Relationship Between Agriculture and the Millennium Development Goals
In 2000 the member states of the United Nations adopted the Millennium Declaration as a renewed commitment to human development. The Declaration includes eight Millennium Development Goals (MDGs), each with quantified targets, to motivate the international community and provide an accountability mechanism for actions taken to enable millions of poor people to improve their livelihoods. The MDGs are as follows:

Eradicate extreme poverty and hunger
Achieve universal primary education
Promote gender equality and empower women
Reduce child mortality
Improve maternal health
Combat human immunodeficiency virus/acquired immune deficiency syndrome (HIV/AIDS), malaria, and other diseases
Ensure environmental sustainability
Develop a global partnership for development.
About 70 percent of the MDGs' target group live in rural areas, particularly in Asia and Africa, and for most of the rural poor agriculture is a critical component in the successful attainment of the MDGs. Even though structural transformations are important in the longer term, more immediate gains in poor households' welfare can be achieved through agriculture, which can help the poor overcome some of the critical constraints they now face in meeting their basic needs. Thus, a necessary component in meeting the MDGs by 2015 in many parts of the world is a more productive and profitable agricultural sector.

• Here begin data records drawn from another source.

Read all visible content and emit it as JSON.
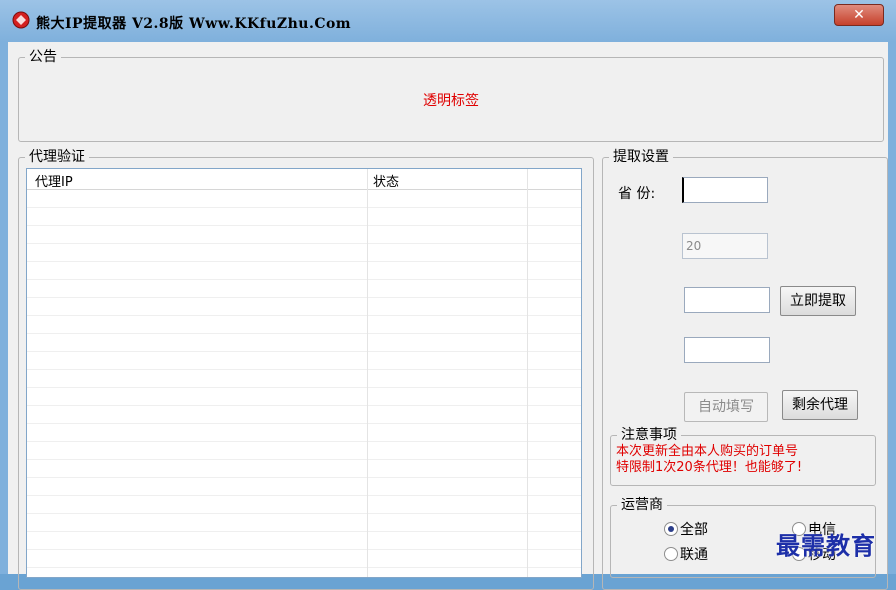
{
  "window": {
    "title": "熊大IP提取器  V2.8版  Www.KKfuZhu.Com",
    "close_label": "✕"
  },
  "notice": {
    "legend": "公告",
    "text": "透明标签"
  },
  "proxy_verify": {
    "legend": "代理验证",
    "columns": [
      "代理IP",
      "状态"
    ]
  },
  "extract_settings": {
    "legend": "提取设置",
    "province_label": "省  份:",
    "province_value": "",
    "count_value": "20",
    "field3_value": "",
    "field4_value": "",
    "extract_now_button": "立即提取",
    "auto_fill_button": "自动填写",
    "remaining_proxy_button": "剩余代理"
  },
  "attention": {
    "legend": "注意事项",
    "line1": "本次更新全由本人购买的订单号",
    "line2": "特限制1次20条代理！也能够了!"
  },
  "operator": {
    "legend": "运营商",
    "options": [
      "全部",
      "电信",
      "联通",
      "移动"
    ],
    "selected": "全部"
  },
  "watermark": "最需教育",
  "colors": {
    "accent_red": "#e00000",
    "title_bar": "#7fb0dc"
  }
}
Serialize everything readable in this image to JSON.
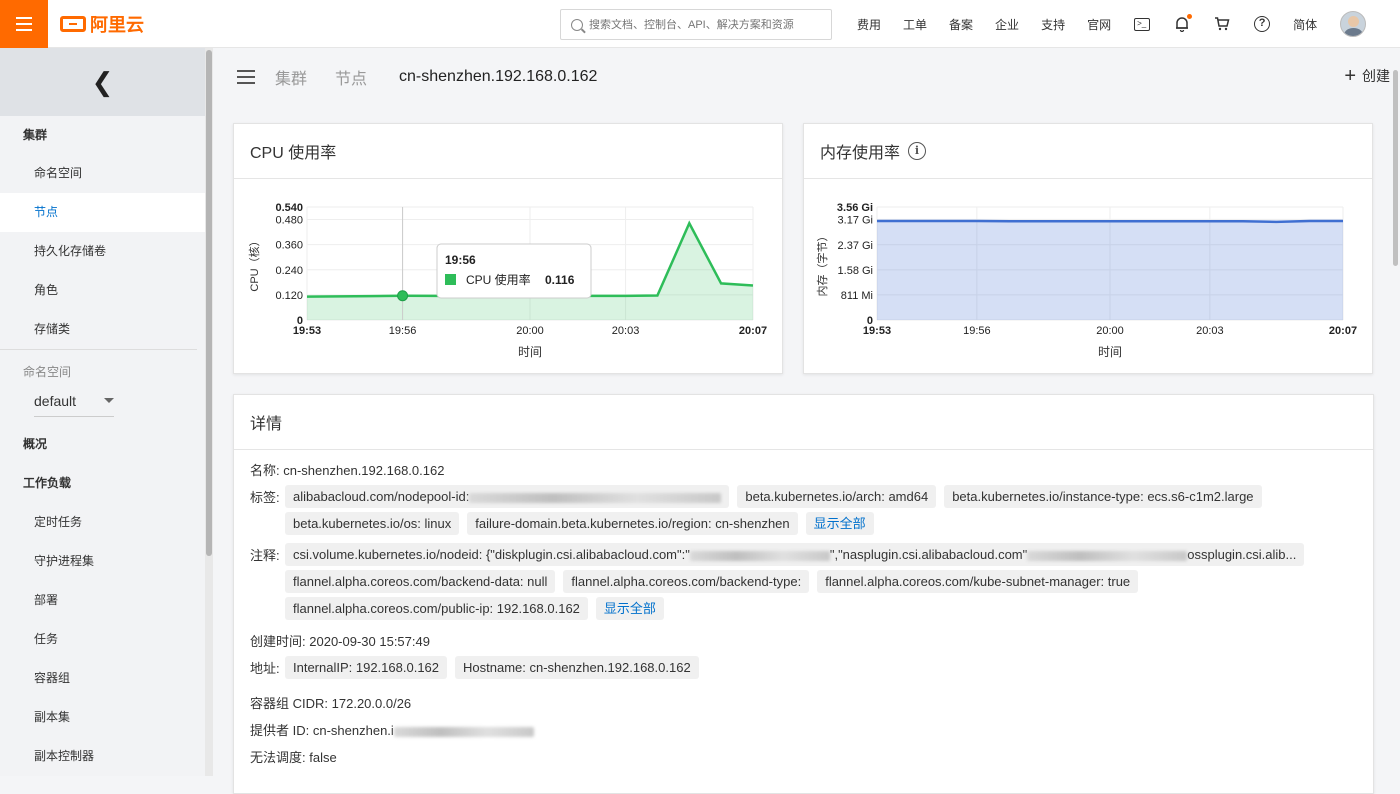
{
  "topbar": {
    "brand": "阿里云",
    "search_placeholder": "搜索文档、控制台、API、解决方案和资源",
    "nav": [
      "费用",
      "工单",
      "备案",
      "企业",
      "支持",
      "官网"
    ],
    "lang": "简体"
  },
  "sidebar": {
    "group_cluster": "集群",
    "cluster_items": [
      "命名空间",
      "节点",
      "持久化存储卷",
      "角色",
      "存储类"
    ],
    "namespace_label": "命名空间",
    "namespace_value": "default",
    "overview": "概况",
    "workload_group": "工作负载",
    "workload_items": [
      "定时任务",
      "守护进程集",
      "部署",
      "任务",
      "容器组",
      "副本集",
      "副本控制器"
    ]
  },
  "breadcrumb": {
    "cluster": "集群",
    "node": "节点",
    "current": "cn-shenzhen.192.168.0.162"
  },
  "create_label": "创建",
  "cpu_card": {
    "title": "CPU 使用率",
    "tooltip_time": "19:56",
    "tooltip_label": "CPU 使用率",
    "tooltip_value": "0.116"
  },
  "mem_card": {
    "title": "内存使用率",
    "info_icon": "info-icon"
  },
  "chart_data": [
    {
      "type": "area",
      "title": "CPU 使用率",
      "xlabel": "时间",
      "ylabel": "CPU（核）",
      "xticks": [
        "19:53",
        "19:56",
        "20:00",
        "20:03",
        "20:07"
      ],
      "yticks": [
        "0",
        "0.120",
        "0.240",
        "0.360",
        "0.480",
        "0.540"
      ],
      "ylim": [
        0,
        0.54
      ],
      "xlim": [
        "19:53",
        "20:07"
      ],
      "x": [
        "19:53",
        "19:54",
        "19:55",
        "19:56",
        "19:57",
        "19:58",
        "19:59",
        "20:00",
        "20:01",
        "20:02",
        "20:03",
        "20:04",
        "20:05",
        "20:06",
        "20:07"
      ],
      "values": [
        0.112,
        0.113,
        0.114,
        0.116,
        0.115,
        0.114,
        0.115,
        0.116,
        0.115,
        0.115,
        0.115,
        0.117,
        0.462,
        0.175,
        0.165
      ],
      "color": "#2ebd59",
      "grid": true
    },
    {
      "type": "area",
      "title": "内存使用率",
      "xlabel": "时间",
      "ylabel": "内存（字节）",
      "xticks": [
        "19:53",
        "19:56",
        "20:00",
        "20:03",
        "20:07"
      ],
      "yticks": [
        "0",
        "811 Mi",
        "1.58 Gi",
        "2.37 Gi",
        "3.17 Gi",
        "3.56 Gi"
      ],
      "ylim": [
        0,
        3.56
      ],
      "xlim": [
        "19:53",
        "20:07"
      ],
      "x": [
        "19:53",
        "19:54",
        "19:55",
        "19:56",
        "19:57",
        "19:58",
        "19:59",
        "20:00",
        "20:01",
        "20:02",
        "20:03",
        "20:04",
        "20:05",
        "20:06",
        "20:07"
      ],
      "values_gi": [
        3.12,
        3.12,
        3.12,
        3.12,
        3.11,
        3.11,
        3.11,
        3.11,
        3.11,
        3.11,
        3.11,
        3.11,
        3.09,
        3.12,
        3.12
      ],
      "color": "#3f6fd1",
      "grid": true
    }
  ],
  "details": {
    "title": "详情",
    "name_label": "名称:",
    "name_value": "cn-shenzhen.192.168.0.162",
    "labels_label": "标签:",
    "labels_row1": [
      "alibabacloud.com/nodepool-id:",
      "beta.kubernetes.io/arch: amd64",
      "beta.kubernetes.io/instance-type: ecs.s6-c1m2.large"
    ],
    "labels_row2": [
      "beta.kubernetes.io/os: linux",
      "failure-domain.beta.kubernetes.io/region: cn-shenzhen"
    ],
    "show_all": "显示全部",
    "annotations_label": "注释:",
    "ann_row1": "csi.volume.kubernetes.io/nodeid:  {\"diskplugin.csi.alibabacloud.com\":\"",
    "ann_row1_b": "\",\"nasplugin.csi.alibabacloud.com\"",
    "ann_row1_c": "ossplugin.csi.alib...",
    "ann_row2": [
      "flannel.alpha.coreos.com/backend-data:  null",
      "flannel.alpha.coreos.com/backend-type:",
      "flannel.alpha.coreos.com/kube-subnet-manager:  true"
    ],
    "ann_row3": "flannel.alpha.coreos.com/public-ip:  192.168.0.162",
    "created_label": "创建时间:",
    "created_value": "2020-09-30 15:57:49",
    "address_label": "地址:",
    "addresses": [
      "InternalIP: 192.168.0.162",
      "Hostname: cn-shenzhen.192.168.0.162"
    ],
    "cidr_label": "容器组 CIDR:",
    "cidr_value": "172.20.0.0/26",
    "provider_label": "提供者 ID:",
    "provider_value": "cn-shenzhen.i",
    "unsched_label": "无法调度:",
    "unsched_value": "false"
  }
}
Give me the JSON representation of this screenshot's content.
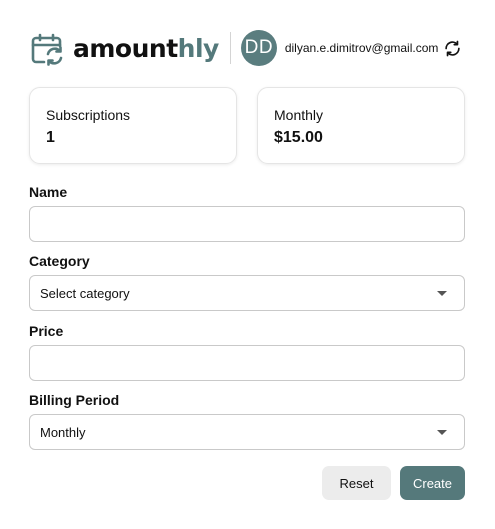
{
  "header": {
    "logo_part1": "amount",
    "logo_part2": "hly",
    "avatar_initials": "DD",
    "email": "dilyan.e.dimitrov@gmail.com",
    "logo_icon": "calendar-sync-icon",
    "refresh_icon": "refresh-icon"
  },
  "stats": [
    {
      "label": "Subscriptions",
      "value": "1"
    },
    {
      "label": "Monthly",
      "value": "$15.00"
    }
  ],
  "form": {
    "name": {
      "label": "Name",
      "value": "",
      "placeholder": ""
    },
    "category": {
      "label": "Category",
      "value": "Select category"
    },
    "price": {
      "label": "Price",
      "value": "",
      "placeholder": ""
    },
    "billing_period": {
      "label": "Billing Period",
      "value": "Monthly"
    }
  },
  "buttons": {
    "reset": "Reset",
    "create": "Create"
  },
  "colors": {
    "accent": "#55797b",
    "avatar": "#5a7d7f",
    "reset_bg": "#ececec"
  }
}
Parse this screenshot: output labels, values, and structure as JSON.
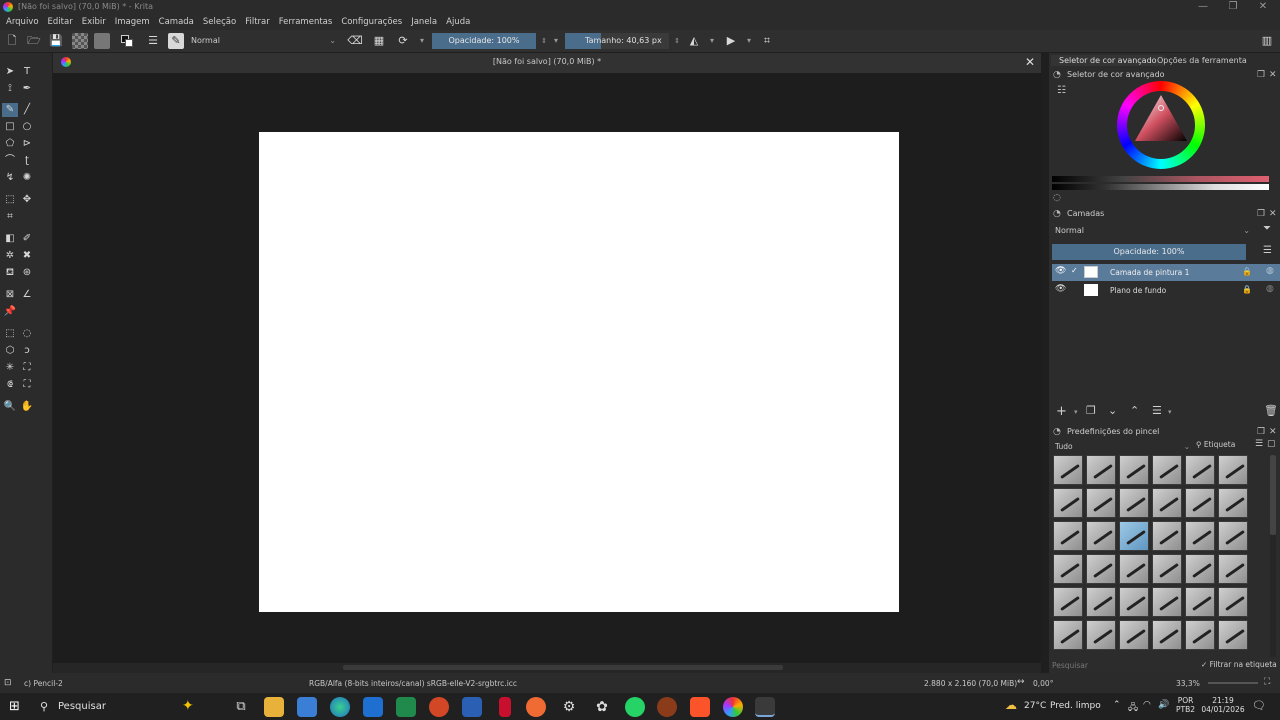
{
  "window": {
    "title": "[Não foi salvo]  (70,0 MiB) * - Krita",
    "controls": [
      "—",
      "❐",
      "✕"
    ]
  },
  "menu": [
    "Arquivo",
    "Editar",
    "Exibir",
    "Imagem",
    "Camada",
    "Seleção",
    "Filtrar",
    "Ferramentas",
    "Configurações",
    "Janela",
    "Ajuda"
  ],
  "toolbar": {
    "blend_mode": "Normal",
    "opacity": "Opacidade: 100%",
    "size": "Tamanho: 40,63 px"
  },
  "document_tab": {
    "title": "[Não foi salvo]  (70,0 MiB) *"
  },
  "right_dock": {
    "tabs": [
      "Seletor de cor avançado",
      "Opções da ferramenta"
    ],
    "color_selector_title": "Seletor de cor avançado",
    "layers": {
      "title": "Camadas",
      "blend_mode": "Normal",
      "opacity": "Opacidade:  100%",
      "items": [
        {
          "name": "Camada de pintura 1",
          "selected": true
        },
        {
          "name": "Plano de fundo",
          "selected": false
        }
      ]
    },
    "brush_presets": {
      "title": "Predefinições do pincel",
      "filter": "Tudo",
      "tag_label": "Etiqueta",
      "search_placeholder": "Pesquisar",
      "filter_by_tag": "Filtrar na etiqueta"
    }
  },
  "statusbar": {
    "brush": "Pencil-2",
    "color_info": "RGB/Alfa (8-bits inteiros/canal)  sRGB-elle-V2-srgbtrc.icc",
    "image_size": "2.880 x 2.160 (70,0 MiB)",
    "rotation": "0,00°",
    "zoom": "33,3%"
  },
  "taskbar": {
    "search": "Pesquisar",
    "weather_temp": "27°C",
    "weather_desc": "Pred. limpo",
    "lang": "POR",
    "layout": "PTB2",
    "time": "21:19",
    "date": "04/01/2026"
  },
  "colors": {
    "accent": "#4a6d8c",
    "selected_layer": "#5a7b99",
    "canvas_bg": "#1d1d1d",
    "paper": "#ffffff"
  }
}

While the linkage with agriculture is particularly strong for the first MDG, or MDG 1--halving by 2015 the proportion of those suffering from extreme poverty and hunger--all MDGs have direct or indirect linkages with agriculture. Agriculture contributes to MDG 1 through agriculture-led economic growth and through improved nutrition. In low-income countries economic growth, which enables increased employment and rising wages, is the only means by which the poor will be able to satisfy their needs sustainably.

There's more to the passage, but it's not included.